Clinical observations demonstrate the potential presence of
multiple hemorrhagic sources in different anatomic regions. In reality
these focal points are dormant unless OADs are introduced. More
surprising is the fact that bleeding foci may change their topographic
areas, as if migrating occasionally with a period of clinical latency
eventually related to anticoagulation regimen.
Despite the fact that almost all subcutaneous hematomas
resolve spontaneously without clinical consequences their presence
and reappearance should not be underestimated or ignored.
Therapeutic vigilance is needed to eliminate two risks – bleeding
and cardioembolism. Hence, OAD’s dose re-adjusting strategy in
response to anticoagulation fluctuations should be the best solution
of clinical problem. An ideal approach – treatment lege artis with painstaking control of both bleeding and cardioembolism is the goal
of clinical practice. In summary, the following methods should be
1) Enhanced surveillance for visible bleeding sites in patients
during their routine visits should be taken into account.
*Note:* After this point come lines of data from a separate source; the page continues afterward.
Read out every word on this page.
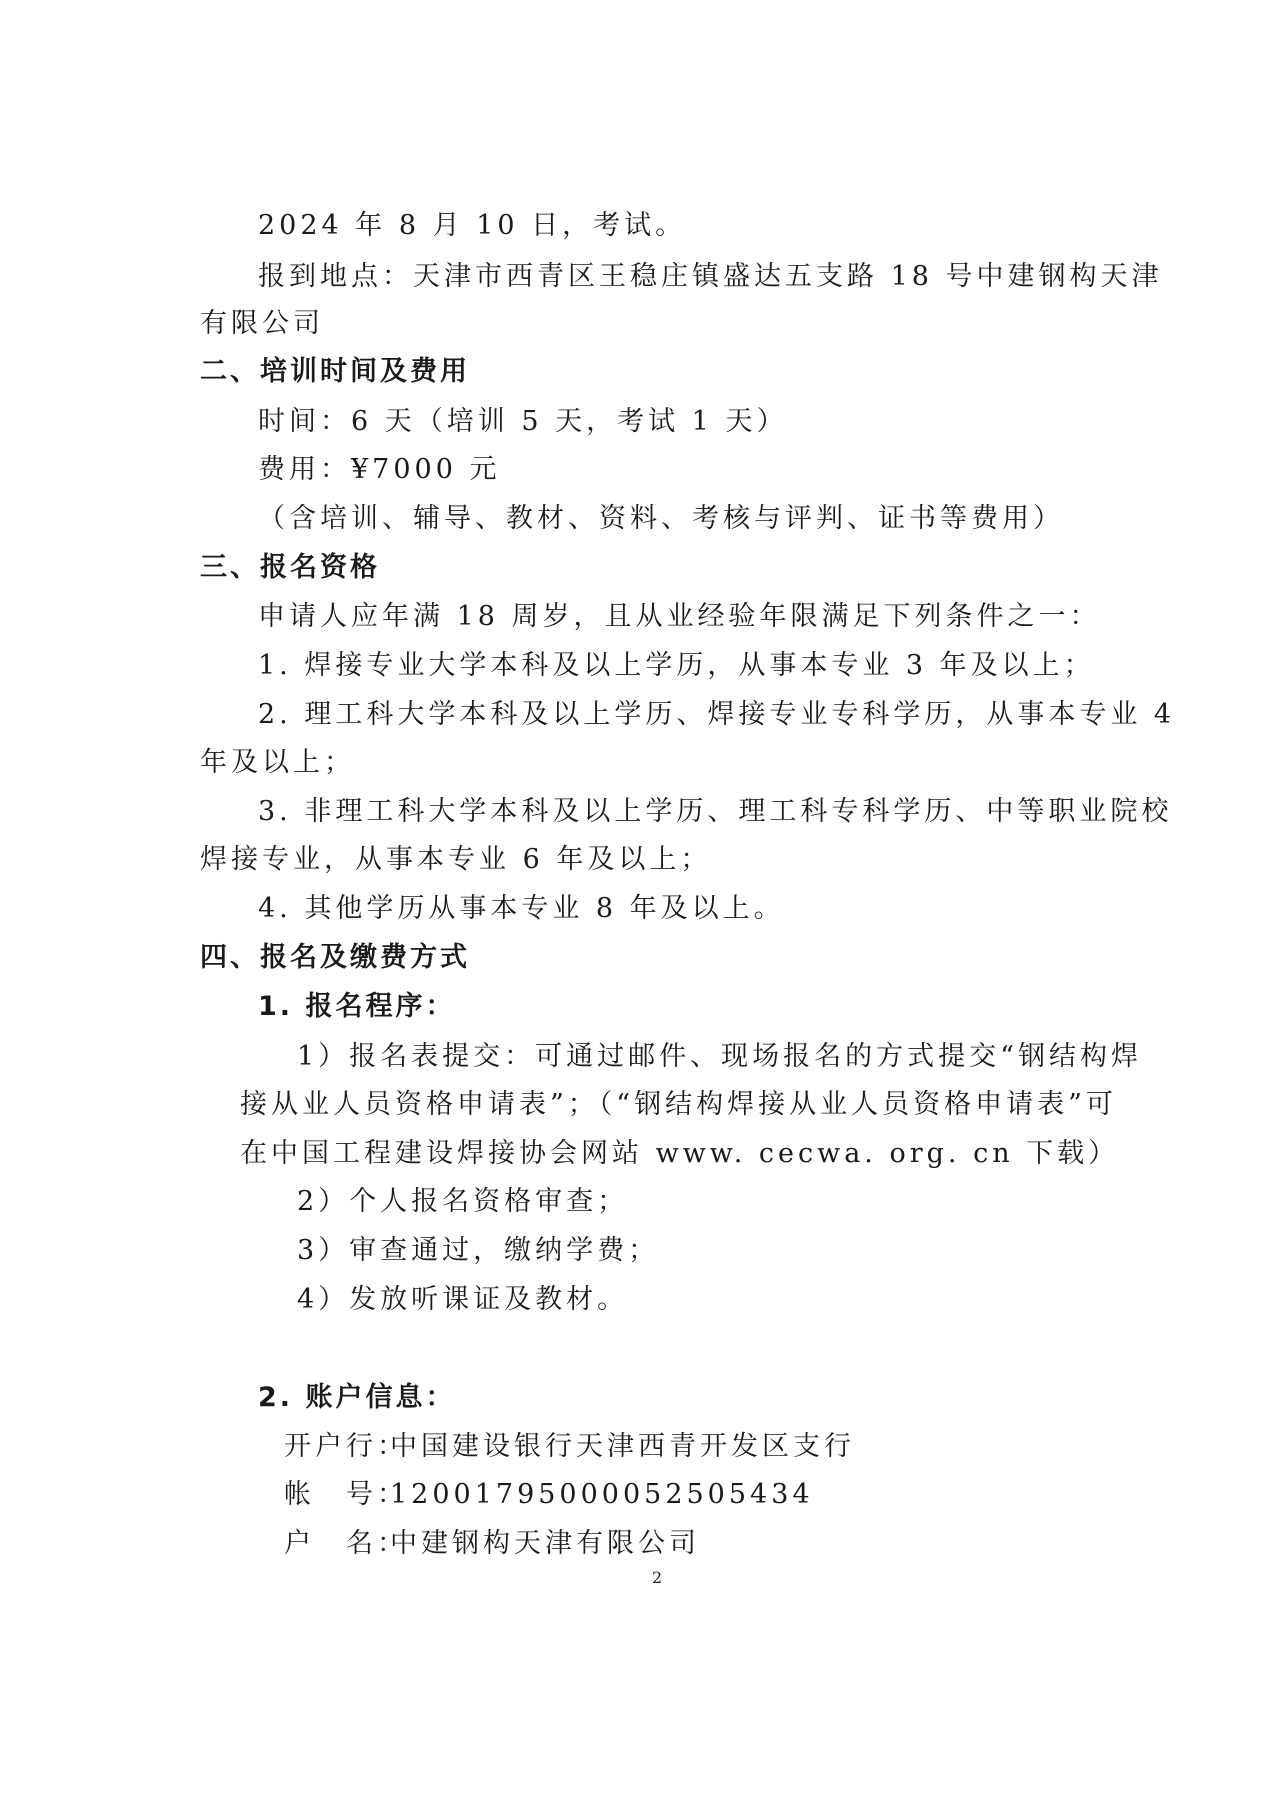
2024 年 8 月 10 日，考试。
报到地点：天津市西青区王稳庄镇盛达五支路 18 号中建钢构天津
有限公司
二、培训时间及费用
时间：6 天（培训 5 天，考试 1 天）
费用：¥7000 元
（含培训、辅导、教材、资料、考核与评判、证书等费用）
三、报名资格
申请人应年满 18 周岁，且从业经验年限满足下列条件之一：
1. 焊接专业大学本科及以上学历，从事本专业 3 年及以上；
2. 理工科大学本科及以上学历、焊接专业专科学历，从事本专业 4
年及以上；
3. 非理工科大学本科及以上学历、理工科专科学历、中等职业院校
焊接专业，从事本专业 6 年及以上；
4. 其他学历从事本专业 8 年及以上。
四、报名及缴费方式
1. 报名程序：
1）报名表提交：可通过邮件、现场报名的方式提交“钢结构焊
接从业人员资格申请表”；（“钢结构焊接从业人员资格申请表”可
在中国工程建设焊接协会网站 www. cecwa. org. cn 下载）
2）个人报名资格审查；
3）审查通过，缴纳学费；
4）发放听课证及教材。
2. 账户信息：
开户行：中国建设银行天津西青开发区支行
帐　号：12001795000052505434
户　名：中建钢构天津有限公司
2
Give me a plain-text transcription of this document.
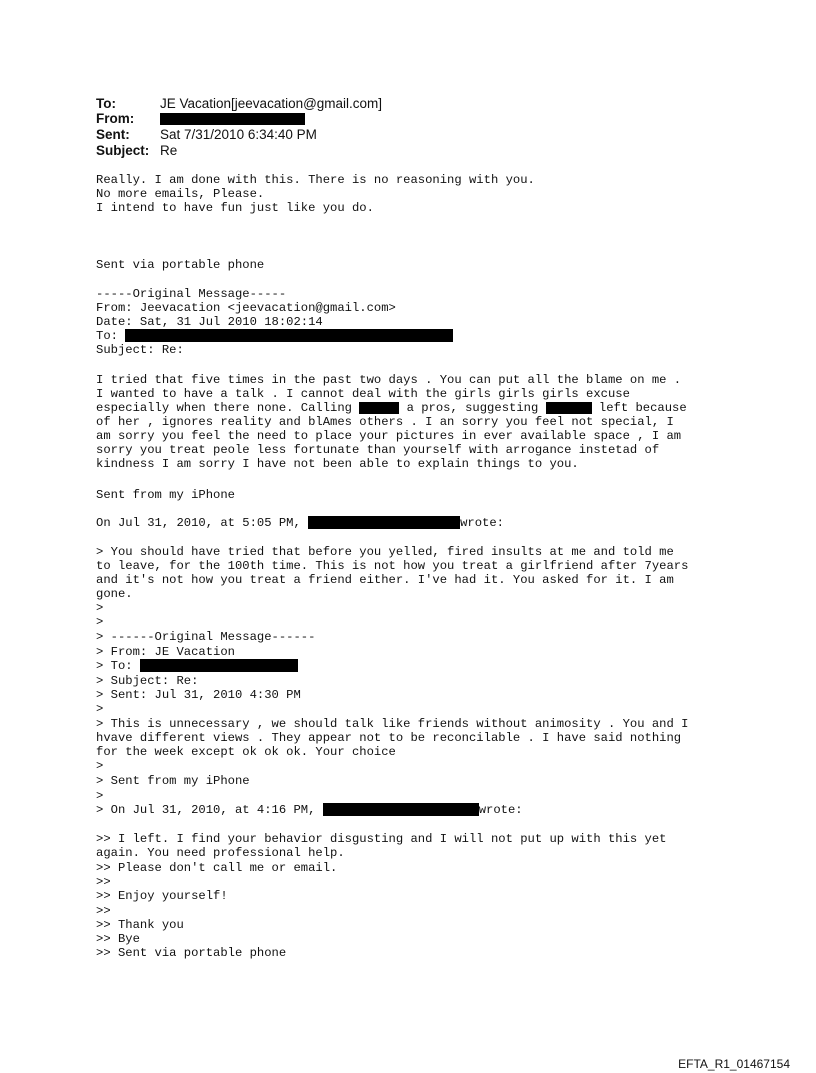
To:	JE Vacation[jeevacation@gmail.com]
From:
Sent: Sat 7/31/2010 6:34:40 PM
Subject: Re
Really. I am done with this. There is no reasoning with you.
No more emails, Please.
I intend to have fun just like you do.
Sent via portable phone
-----Original Message-----
From: Jeevacation <jeevacation@gmail.com>
Date: Sat, 31 Jul 2010 18:02:14
To:
Subject: Re:
I tried that five times in the past two days . You can put all the blame on me .
I wanted to have a talk . I cannot deal with the girls girls girls excuse
especially when there none. Calling	a pros, suggesting	left because
of her , ignores reality and blAmes others . I an sorry you feel not special, I
am sorry you feel the need to place your pictures in ever available space , I am
sorry you treat peole less fortunate than yourself with arrogance instetad of
kindness I am sorry I have not been able to explain things to you.
Sent from my iPhone
On Jul 31, 2010, at 5:05 PM,	wrote:
> You should have tried that before you yelled, fired insults at me and told me
to leave, for the 100th time. This is not how you treat a girlfriend after 7years
and it's not how you treat a friend either. I've had it. You asked for it. I am
gone.
>
>
> ------Original Message------
> From: JE Vacation
> To:
> Subject: Re:
> Sent: Jul 31, 2010 4:30 PM
>
> This is unnecessary , we should talk like friends without animosity . You and I
hvave different views . They appear not to be reconcilable . I have said nothing
for the week except ok ok ok. Your choice
>
> Sent from my iPhone
>
> On Jul 31, 2010, at 4:16 PM,	wrote:
>> I left. I find your behavior disgusting and I will not put up with this yet
again. You need professional help.
>> Please don't call me or email.
>>
>> Enjoy yourself!
>>
>> Thank you
>> Bye
>> Sent via portable phone
EFTA_R1_01467154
2) To maintain adequate anti-coagulated status the risk/benefit
ratio should be considered and care should be individualized,
especially in those patients with visible subcutaneous hemorrhage.
3) Dose re-adjusting strategy to reach ne plus ultra therapeutic
condition is highly recommended.
4) Under the thromboprophylaxis the bleeding likely stems from
dual substrate – impact of antithrombotic drug which, in turn, evokes
detrimental effect on microvascular network.
5) Further studies are needed to improve the understanding of the
mechanism of drug-related hemorrhage.